At first, he couldn't quite believe what he was seeing. He had never seen anything like her before, having had nothing in his short experience of life to prepare him for the idea that other people had skin a different color than his own. It was absolutely astonishing. But even in the newness, he could see the wonder and the beauty in it, and he could now begin to understand that the world might contain so much more, that it might be made up of all kinds of things he could have never even imagined.

He slowly came closer, passing under the overhanging edge of the building and into the shade of the porch, never taking his eyes off her. He didn't want to scare her none: she was just a little thing, not much bigger than some of the smaller children he played with at home. She was looking at him, too, still as a startled doe, her eyes tinged with wariness and a fair measure of curiosity.

"Hi," she said, her voice surprisingly loud for a girl so small.

"Hi," he replied. He didn't really know what else to say; he hadn't thought she would actually try to talk to him.

"You want a turn?" she asked.

At first, he couldn't figure out what she was talking about, and then it dawned on him that she was referring to the motionless animal figure underneath her.

"Nah," he said, "'s better ya should stay up there."

"Okay," she pronounced, her bare legs now kicking back and forth against the animal's sides.

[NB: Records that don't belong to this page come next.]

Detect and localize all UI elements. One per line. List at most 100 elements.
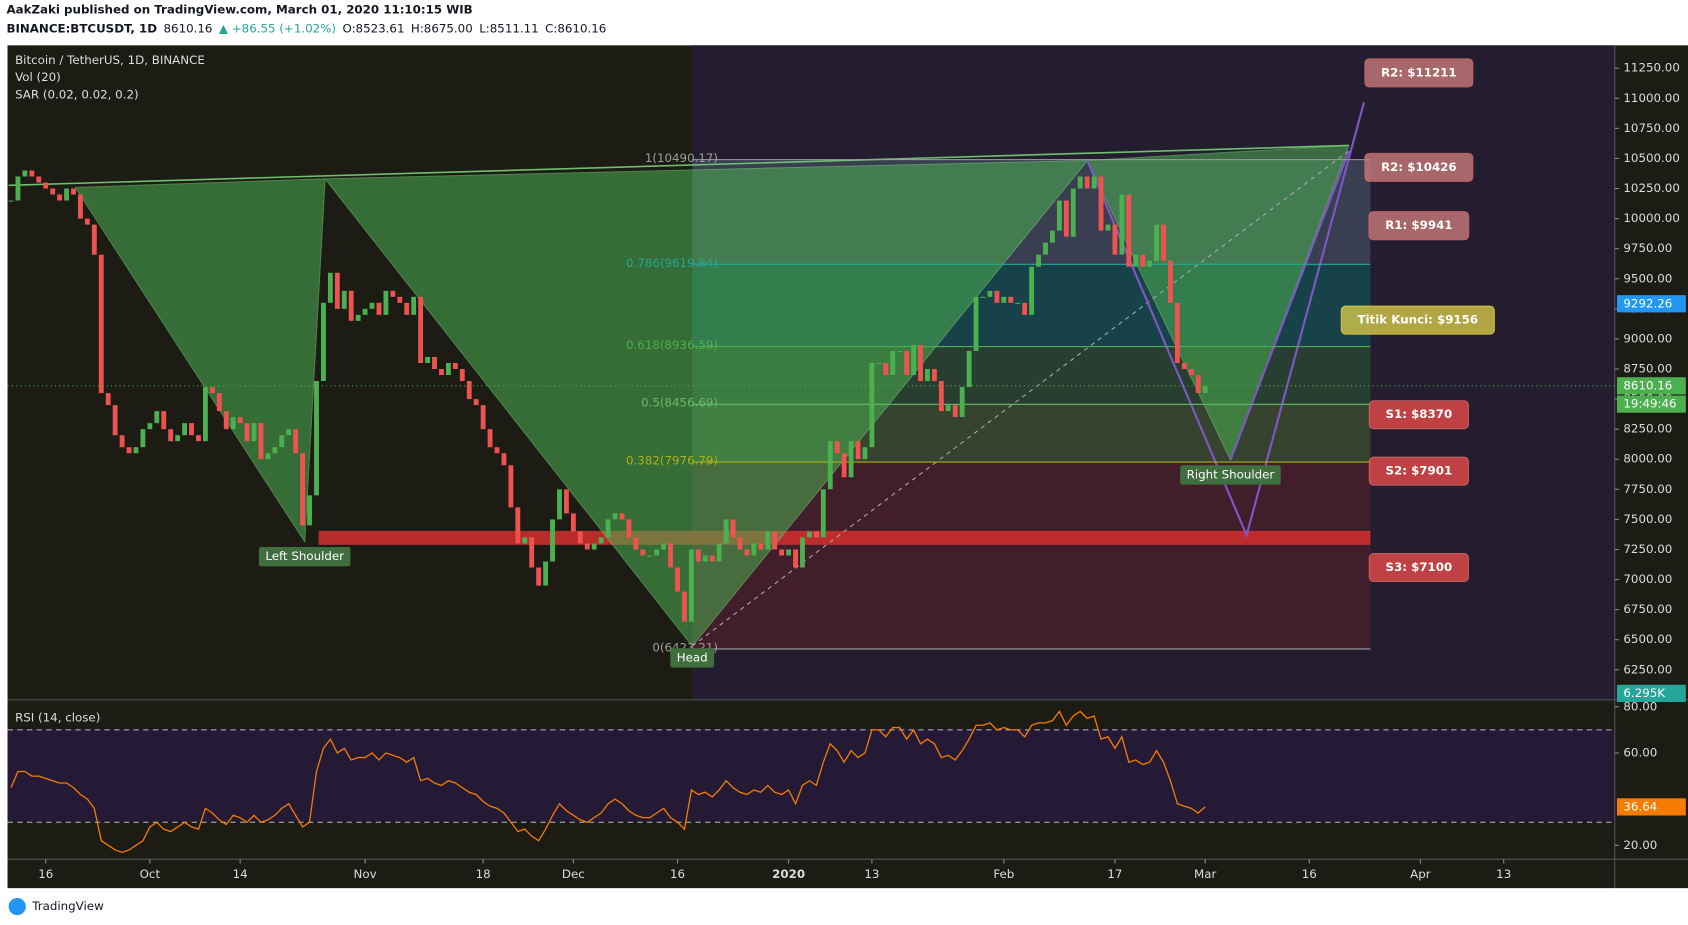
candle — [987, 290, 993, 297]
candle — [182, 423, 188, 436]
candle — [543, 561, 549, 586]
rsi-tag — [1616, 798, 1686, 816]
y-tick-label: 9000.00 — [1623, 331, 1672, 345]
candle — [709, 555, 715, 562]
candle — [57, 194, 63, 201]
candle — [1119, 194, 1125, 255]
candle — [1126, 194, 1132, 267]
candle — [126, 447, 132, 454]
x-tick-label: 14 — [233, 867, 248, 881]
candle — [1008, 296, 1014, 303]
candle — [786, 549, 792, 556]
candle — [515, 507, 521, 544]
candle — [397, 296, 403, 303]
projection — [1086, 102, 1366, 539]
candle — [1188, 369, 1194, 376]
symbol-info: ▲ +86.55 (+1.02%) — [219, 22, 336, 36]
level-label: R1: $9941 — [1385, 218, 1452, 232]
candle — [918, 344, 923, 382]
candle — [911, 344, 917, 376]
candle — [973, 296, 979, 351]
legend: Vol (20) — [15, 70, 61, 84]
x-tick-label: Mar — [1194, 867, 1216, 881]
candle — [1056, 200, 1062, 231]
candle — [605, 519, 611, 538]
candle — [369, 302, 375, 309]
symbol-info: C:8610.16 — [545, 22, 606, 36]
level-label: S1: $8370 — [1385, 407, 1452, 421]
publish-line: AakZaki published on TradingView.com, Ma… — [6, 2, 472, 16]
candle — [494, 447, 500, 454]
y-tick-label: 10750.00 — [1623, 121, 1679, 135]
candle — [376, 302, 382, 315]
candle — [952, 405, 958, 418]
candle — [751, 543, 757, 556]
candle — [71, 188, 76, 195]
candle — [1195, 375, 1201, 394]
candle — [8, 200, 14, 202]
price-tag — [1616, 377, 1686, 395]
candle — [84, 218, 90, 225]
candle — [876, 362, 882, 365]
fib-label: 0.618(8936.59) — [626, 338, 718, 352]
level-box — [1368, 400, 1469, 430]
level-tag: Titik Kunci: $9156 — [1340, 305, 1495, 335]
candle — [1070, 188, 1076, 237]
candle — [168, 429, 174, 442]
candle — [647, 555, 653, 557]
candle — [661, 543, 667, 550]
candle — [945, 405, 951, 412]
candle — [390, 290, 396, 297]
candle — [765, 531, 771, 550]
rsi-band — [7, 728, 1615, 822]
candle — [418, 296, 424, 363]
x-tick-label: Nov — [354, 867, 377, 881]
candle — [1154, 224, 1160, 261]
level-tag: S3: $7100 — [1368, 552, 1469, 583]
projection — [1229, 150, 1350, 461]
candle — [251, 423, 257, 442]
candle — [702, 555, 708, 562]
candle — [564, 489, 569, 514]
candle — [820, 489, 826, 538]
candle — [807, 531, 812, 538]
candle — [883, 362, 889, 376]
candle — [98, 254, 104, 394]
candle — [584, 543, 590, 550]
candle — [1077, 176, 1083, 189]
candle — [161, 411, 167, 430]
candle — [473, 399, 479, 406]
candle — [29, 170, 35, 177]
footer-bg — [0, 888, 1688, 925]
candle — [1174, 302, 1180, 363]
candle — [314, 381, 319, 496]
candle — [425, 356, 431, 363]
candle — [536, 567, 542, 586]
pattern-label: Head — [670, 648, 715, 668]
level-tag: R1: $9941 — [1368, 211, 1470, 241]
x-tick-label: Oct — [140, 867, 161, 881]
candle — [1022, 302, 1028, 315]
y-tick-label: 7250.00 — [1623, 542, 1672, 556]
y-tick-label: 9750.00 — [1623, 241, 1672, 255]
candle — [411, 296, 417, 315]
candle — [341, 290, 347, 309]
level-box — [1340, 305, 1495, 335]
candle — [480, 405, 486, 430]
fib-label: 0.5(8456.69) — [641, 396, 718, 410]
countdown: 19:49:46 — [1623, 397, 1676, 411]
candle — [334, 272, 340, 309]
candle — [64, 188, 69, 201]
pattern-label-box — [670, 648, 715, 668]
candle — [91, 224, 97, 255]
candle — [1001, 296, 1007, 303]
candle — [265, 453, 271, 460]
y-tick-label: 9500.00 — [1623, 271, 1672, 285]
candle — [216, 393, 222, 412]
legend: Bitcoin / TetherUS, 1D, BINANCE — [15, 53, 205, 67]
y-tick-label: 7500.00 — [1623, 512, 1672, 526]
candle — [133, 447, 139, 454]
candle — [682, 591, 687, 622]
candle — [1015, 302, 1021, 304]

Inside the building, he started to hear some kind of commotion: raised voices, perhaps even the sound of Big Foster bellowing. He knew he didn't have much time left before they emerged back outside, before his brief foray in the world below the mountain was over. There were so many things he wanted to ask her, things about herself and this building, and everything down here. And now, more than likely, he would never see her again.

"Hey..." he said to the girl. "A bunch a' men are 'bout ta come runnin' outta here. Ya gotta stay still an' quiet, okay? Don't move none."

She nodded, her eyes turning wide and serious. Her legs stilled, and she tucked them in tightly.

"Alright, then," he said. "Bye."

The boy trotted back towards the truck and then hoisted himself into the back, giving her one last look as he grabbed the tarp. She was so small, sitting on top of that green creature, so tiny in the shadows, but she was waving at him, waving her goodbye.

So before he crouched down to hide, before he began to ready himself for the long trek back to his home up on the mountain, he waved back at her, his mind now bursting with thoughts, racing with the power and possibility of all these new wonders.